The differential effects of assessment age on associations suggest that specific body composition changes incur neurodevelopmental benefit during differential windows of sensitivity [8]. Studies of preterm infants have shown that growth during each time period is associated with different neurocognitive changes, pointing to differential sensitive growth periods for specific brain areas resulting in differential downstream effects on the neurodevelopmental domains associated with these areas as they mature [6, 7].

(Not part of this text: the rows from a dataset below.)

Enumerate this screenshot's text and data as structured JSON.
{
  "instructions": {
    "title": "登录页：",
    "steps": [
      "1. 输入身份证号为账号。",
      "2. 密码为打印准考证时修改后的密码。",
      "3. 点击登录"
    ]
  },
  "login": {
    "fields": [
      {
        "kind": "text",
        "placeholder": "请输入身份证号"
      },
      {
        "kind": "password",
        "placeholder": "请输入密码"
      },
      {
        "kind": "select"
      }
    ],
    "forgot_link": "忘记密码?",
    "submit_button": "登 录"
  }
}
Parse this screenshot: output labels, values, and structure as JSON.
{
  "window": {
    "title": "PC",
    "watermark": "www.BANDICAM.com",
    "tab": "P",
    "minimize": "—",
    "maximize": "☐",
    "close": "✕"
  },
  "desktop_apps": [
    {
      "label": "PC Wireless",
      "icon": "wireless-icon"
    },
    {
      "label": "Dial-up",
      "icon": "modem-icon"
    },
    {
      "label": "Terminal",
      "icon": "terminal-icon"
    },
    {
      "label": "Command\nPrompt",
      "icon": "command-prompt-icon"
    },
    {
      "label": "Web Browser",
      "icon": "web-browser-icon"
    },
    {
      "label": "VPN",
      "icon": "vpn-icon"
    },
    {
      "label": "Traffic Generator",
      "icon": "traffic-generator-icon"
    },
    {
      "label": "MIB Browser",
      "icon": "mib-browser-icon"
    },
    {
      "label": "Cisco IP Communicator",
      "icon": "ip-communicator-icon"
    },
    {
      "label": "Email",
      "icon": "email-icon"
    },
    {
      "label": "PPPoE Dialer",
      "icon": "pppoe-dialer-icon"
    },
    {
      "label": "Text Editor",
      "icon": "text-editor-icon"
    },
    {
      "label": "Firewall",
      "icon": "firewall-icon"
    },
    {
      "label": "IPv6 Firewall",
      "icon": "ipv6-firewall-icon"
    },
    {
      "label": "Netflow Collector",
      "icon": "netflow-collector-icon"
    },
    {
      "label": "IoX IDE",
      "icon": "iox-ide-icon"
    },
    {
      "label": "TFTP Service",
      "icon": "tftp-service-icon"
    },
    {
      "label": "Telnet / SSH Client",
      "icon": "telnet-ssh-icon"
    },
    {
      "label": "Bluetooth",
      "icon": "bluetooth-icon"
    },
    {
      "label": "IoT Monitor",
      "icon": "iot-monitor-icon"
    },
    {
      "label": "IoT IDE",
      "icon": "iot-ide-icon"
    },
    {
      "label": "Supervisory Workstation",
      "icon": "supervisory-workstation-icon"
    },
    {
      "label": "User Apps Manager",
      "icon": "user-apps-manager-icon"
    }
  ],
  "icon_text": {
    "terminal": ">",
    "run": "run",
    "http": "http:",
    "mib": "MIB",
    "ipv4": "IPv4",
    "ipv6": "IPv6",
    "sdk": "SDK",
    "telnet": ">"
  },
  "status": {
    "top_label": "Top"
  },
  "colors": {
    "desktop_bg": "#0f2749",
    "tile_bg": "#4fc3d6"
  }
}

Our study has some limitations. The study population may not be representative of the entire country because this was a single-center study and the cohort was recruited to be normative for BC, i.e., breast-fed and low-risk for health and nutritional morbidity, in accordance with the principal objective of the BCI. Consequently, (1) the distribution of BC was relatively homogenous and (2) the prevalence of neurodevelopmental delay was low in the cohort. It is possible that stronger associations may be observed in more heterogeneous cohorts, and those with a high-risk group (such as preterm infants). Importantly, the study was powered to detect FM and FFM and not to examine associations between BC and neurodevelopment. Therefore, despite our large overall sample size, the small number of children with delays (particularly for cognitive, language and motor outcomes) limits the generalizability of findings. This might also explain why (1) associations observed were weak and (2) certain associations approached, but did not reach, statistical significance. Moreover, as the number of covariates adjusted using multiple comparisons was large relative to the number of infants included in our analysis, it is important to consider the likelihood of type II error when interpreting our findings. We were unable to compare INTER-NDA scores between children with high and low BC indices for age due to lack of internationally valid BC thresholds for children. Finally, while our study examined associations between BC and neurodevelopment, it was not designed to examine causal relationships. Future studies in more diverse and heterogeneous populations will be important to address these issues. Our findings highlight the importance of balancing neurodevelopment and metabolic risk when designing such studies and when planning nutritional interventions for young children.

Conclusion

We report evidence in a low-risk LMIC population that early BC indices—higher FFM and lower fat%—are associated with enhanced behavioral and gross motor outcomes at 2 years. Further research from other LMIC populations is needed to determine whether these findings are consistent across diverse populations.